I was watching a show called Police Women of Maricopia County last night. I think it was on the Discovery channel but cant remember for sure. Anyway, its a show about police women in the police force. Two of the women on that show was carring Kimber pistols. I froze the picture when they showed them drawing there gun on a suspect and you could read Kimber on the pistol. couldnt tell what model but one of them did have a aluminum frame. i could tell by the different color body. Anyway, thought that was a plus for Kimber.

Robin


----------



## VasSigmeister (Jan 3, 2010)

That is a great show, I find it very entertaining. I will have to look more closely next time!
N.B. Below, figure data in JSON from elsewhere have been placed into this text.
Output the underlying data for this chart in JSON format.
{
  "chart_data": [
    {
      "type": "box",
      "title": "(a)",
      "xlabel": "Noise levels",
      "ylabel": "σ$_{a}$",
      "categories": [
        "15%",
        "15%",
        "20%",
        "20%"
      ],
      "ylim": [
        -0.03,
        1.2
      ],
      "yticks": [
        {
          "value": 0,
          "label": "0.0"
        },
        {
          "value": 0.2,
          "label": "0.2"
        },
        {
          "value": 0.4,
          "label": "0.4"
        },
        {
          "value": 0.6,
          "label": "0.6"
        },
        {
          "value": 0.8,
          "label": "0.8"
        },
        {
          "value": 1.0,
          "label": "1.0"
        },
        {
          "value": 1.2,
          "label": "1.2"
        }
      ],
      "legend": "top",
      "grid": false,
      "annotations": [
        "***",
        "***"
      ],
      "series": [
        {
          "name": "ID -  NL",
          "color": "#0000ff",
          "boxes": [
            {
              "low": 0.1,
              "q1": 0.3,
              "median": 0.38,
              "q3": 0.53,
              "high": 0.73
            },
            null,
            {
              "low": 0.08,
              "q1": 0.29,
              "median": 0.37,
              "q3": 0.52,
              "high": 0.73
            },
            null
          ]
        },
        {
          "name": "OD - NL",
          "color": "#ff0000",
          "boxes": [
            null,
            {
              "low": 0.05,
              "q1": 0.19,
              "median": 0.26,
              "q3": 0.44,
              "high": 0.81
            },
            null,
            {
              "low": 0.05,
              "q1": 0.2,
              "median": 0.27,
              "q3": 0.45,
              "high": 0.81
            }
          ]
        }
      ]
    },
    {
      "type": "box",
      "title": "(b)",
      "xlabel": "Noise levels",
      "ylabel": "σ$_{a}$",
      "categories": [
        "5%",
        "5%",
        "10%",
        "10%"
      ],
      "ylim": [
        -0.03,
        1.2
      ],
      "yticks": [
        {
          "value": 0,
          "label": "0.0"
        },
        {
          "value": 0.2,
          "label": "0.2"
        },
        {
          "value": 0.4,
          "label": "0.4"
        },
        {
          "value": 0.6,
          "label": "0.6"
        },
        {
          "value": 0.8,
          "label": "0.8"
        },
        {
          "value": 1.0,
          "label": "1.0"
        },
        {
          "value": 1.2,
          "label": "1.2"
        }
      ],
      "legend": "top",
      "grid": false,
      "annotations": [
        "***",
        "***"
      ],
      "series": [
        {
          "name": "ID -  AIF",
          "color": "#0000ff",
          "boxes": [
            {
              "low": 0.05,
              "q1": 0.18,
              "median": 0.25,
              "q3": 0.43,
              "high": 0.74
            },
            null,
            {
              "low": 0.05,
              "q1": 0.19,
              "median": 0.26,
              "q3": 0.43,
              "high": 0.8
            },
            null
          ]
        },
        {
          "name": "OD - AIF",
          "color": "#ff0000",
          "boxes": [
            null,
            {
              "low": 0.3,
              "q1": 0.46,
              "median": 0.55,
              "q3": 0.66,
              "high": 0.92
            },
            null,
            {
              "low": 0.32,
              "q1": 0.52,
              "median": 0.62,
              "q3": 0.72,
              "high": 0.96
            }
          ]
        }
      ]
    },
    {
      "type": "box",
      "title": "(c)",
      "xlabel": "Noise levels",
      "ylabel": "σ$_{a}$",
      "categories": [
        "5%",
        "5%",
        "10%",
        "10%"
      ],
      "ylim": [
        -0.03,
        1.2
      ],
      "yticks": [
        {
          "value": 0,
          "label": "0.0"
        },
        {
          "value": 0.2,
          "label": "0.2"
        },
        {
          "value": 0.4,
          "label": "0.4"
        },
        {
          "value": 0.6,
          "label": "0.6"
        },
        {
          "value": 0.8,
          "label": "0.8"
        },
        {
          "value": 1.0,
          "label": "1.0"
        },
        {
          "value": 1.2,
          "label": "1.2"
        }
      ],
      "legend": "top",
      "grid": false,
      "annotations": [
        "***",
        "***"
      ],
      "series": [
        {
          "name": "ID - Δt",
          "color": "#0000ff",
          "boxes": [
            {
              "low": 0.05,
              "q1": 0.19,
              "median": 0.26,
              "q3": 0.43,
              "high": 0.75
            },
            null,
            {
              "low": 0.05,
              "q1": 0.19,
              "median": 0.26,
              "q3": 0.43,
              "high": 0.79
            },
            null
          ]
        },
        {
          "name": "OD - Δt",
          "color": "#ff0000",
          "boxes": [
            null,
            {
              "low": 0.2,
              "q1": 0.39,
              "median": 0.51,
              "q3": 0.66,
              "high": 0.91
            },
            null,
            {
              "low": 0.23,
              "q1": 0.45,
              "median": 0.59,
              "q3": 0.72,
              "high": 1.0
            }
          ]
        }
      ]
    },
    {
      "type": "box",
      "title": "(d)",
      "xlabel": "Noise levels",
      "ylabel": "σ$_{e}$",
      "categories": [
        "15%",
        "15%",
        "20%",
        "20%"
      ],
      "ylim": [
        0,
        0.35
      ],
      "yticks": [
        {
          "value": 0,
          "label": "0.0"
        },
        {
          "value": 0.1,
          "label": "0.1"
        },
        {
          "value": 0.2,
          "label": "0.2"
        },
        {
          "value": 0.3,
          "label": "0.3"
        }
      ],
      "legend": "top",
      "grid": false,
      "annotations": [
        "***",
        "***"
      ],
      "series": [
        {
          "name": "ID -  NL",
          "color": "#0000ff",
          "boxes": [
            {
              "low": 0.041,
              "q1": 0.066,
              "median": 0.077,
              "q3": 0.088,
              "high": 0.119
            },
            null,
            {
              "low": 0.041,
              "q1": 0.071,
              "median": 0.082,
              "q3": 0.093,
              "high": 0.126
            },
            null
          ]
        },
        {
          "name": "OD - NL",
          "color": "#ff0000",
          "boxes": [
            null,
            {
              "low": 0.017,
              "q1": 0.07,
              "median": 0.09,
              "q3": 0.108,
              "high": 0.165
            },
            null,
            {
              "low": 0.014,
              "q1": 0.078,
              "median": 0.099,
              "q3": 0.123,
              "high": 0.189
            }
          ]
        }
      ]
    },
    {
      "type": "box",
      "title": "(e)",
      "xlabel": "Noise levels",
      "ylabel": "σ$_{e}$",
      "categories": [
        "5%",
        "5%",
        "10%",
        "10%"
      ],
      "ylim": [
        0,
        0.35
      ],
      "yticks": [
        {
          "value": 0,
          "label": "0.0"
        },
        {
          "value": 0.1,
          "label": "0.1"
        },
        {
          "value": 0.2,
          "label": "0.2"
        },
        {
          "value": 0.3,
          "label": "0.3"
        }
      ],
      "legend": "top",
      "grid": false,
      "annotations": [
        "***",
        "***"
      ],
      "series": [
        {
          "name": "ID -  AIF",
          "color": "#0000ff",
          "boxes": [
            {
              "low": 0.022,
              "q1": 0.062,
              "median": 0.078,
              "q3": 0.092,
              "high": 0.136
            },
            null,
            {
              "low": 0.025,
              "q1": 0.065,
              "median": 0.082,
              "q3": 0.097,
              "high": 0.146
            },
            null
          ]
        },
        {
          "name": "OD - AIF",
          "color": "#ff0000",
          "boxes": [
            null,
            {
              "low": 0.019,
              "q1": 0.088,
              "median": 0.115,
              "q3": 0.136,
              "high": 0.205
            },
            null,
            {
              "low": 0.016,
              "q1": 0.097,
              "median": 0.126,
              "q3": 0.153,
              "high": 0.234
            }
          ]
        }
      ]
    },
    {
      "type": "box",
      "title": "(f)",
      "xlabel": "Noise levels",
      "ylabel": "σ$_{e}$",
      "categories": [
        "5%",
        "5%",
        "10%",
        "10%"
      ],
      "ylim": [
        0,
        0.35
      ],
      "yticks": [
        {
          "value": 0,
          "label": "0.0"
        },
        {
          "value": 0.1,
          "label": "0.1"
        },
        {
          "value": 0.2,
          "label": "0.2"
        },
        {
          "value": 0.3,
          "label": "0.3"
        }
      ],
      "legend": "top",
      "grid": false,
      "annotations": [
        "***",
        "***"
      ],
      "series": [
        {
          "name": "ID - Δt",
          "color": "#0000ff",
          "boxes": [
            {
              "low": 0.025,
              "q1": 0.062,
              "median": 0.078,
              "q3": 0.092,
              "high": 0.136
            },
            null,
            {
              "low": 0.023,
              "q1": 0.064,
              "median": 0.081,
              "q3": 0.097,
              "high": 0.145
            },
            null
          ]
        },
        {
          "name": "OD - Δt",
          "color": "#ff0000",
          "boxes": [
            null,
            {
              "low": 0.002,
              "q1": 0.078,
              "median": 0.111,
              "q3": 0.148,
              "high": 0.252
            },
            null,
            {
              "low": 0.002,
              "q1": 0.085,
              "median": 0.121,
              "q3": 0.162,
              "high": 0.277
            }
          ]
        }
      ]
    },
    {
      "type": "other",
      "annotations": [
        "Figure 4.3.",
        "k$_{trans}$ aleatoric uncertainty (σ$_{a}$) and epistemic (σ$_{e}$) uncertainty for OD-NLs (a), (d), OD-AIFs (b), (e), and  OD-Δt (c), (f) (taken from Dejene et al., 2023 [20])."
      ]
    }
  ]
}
I usually try to identify the handguns used on these types of shows.


----------



## YFZsandrider (Feb 28, 2009)

The Tacoma Police Dept in Washington State issues a Kimber Pro model, of some variation, as their service weapon.


----------



## dondavis3 (Aug 2, 2009)

Hurst Texas Policemen carry Kimbers.

:smt1099


----------



## VietVet68 (Jan 10, 2010)

*On the cheap*

The city of Detroit is so broke they just switched to S%W Sigma series.


----------



## kevinm783 (Aug 9, 2009)

hey vietvet, where you located? what's your favorite shop around here?


----------



## Lethaltxn (Mar 21, 2010)

A sheriff friend of ours carries a Kimber and talked me into buying mine. He says he can's imagine carrying anything else.


----------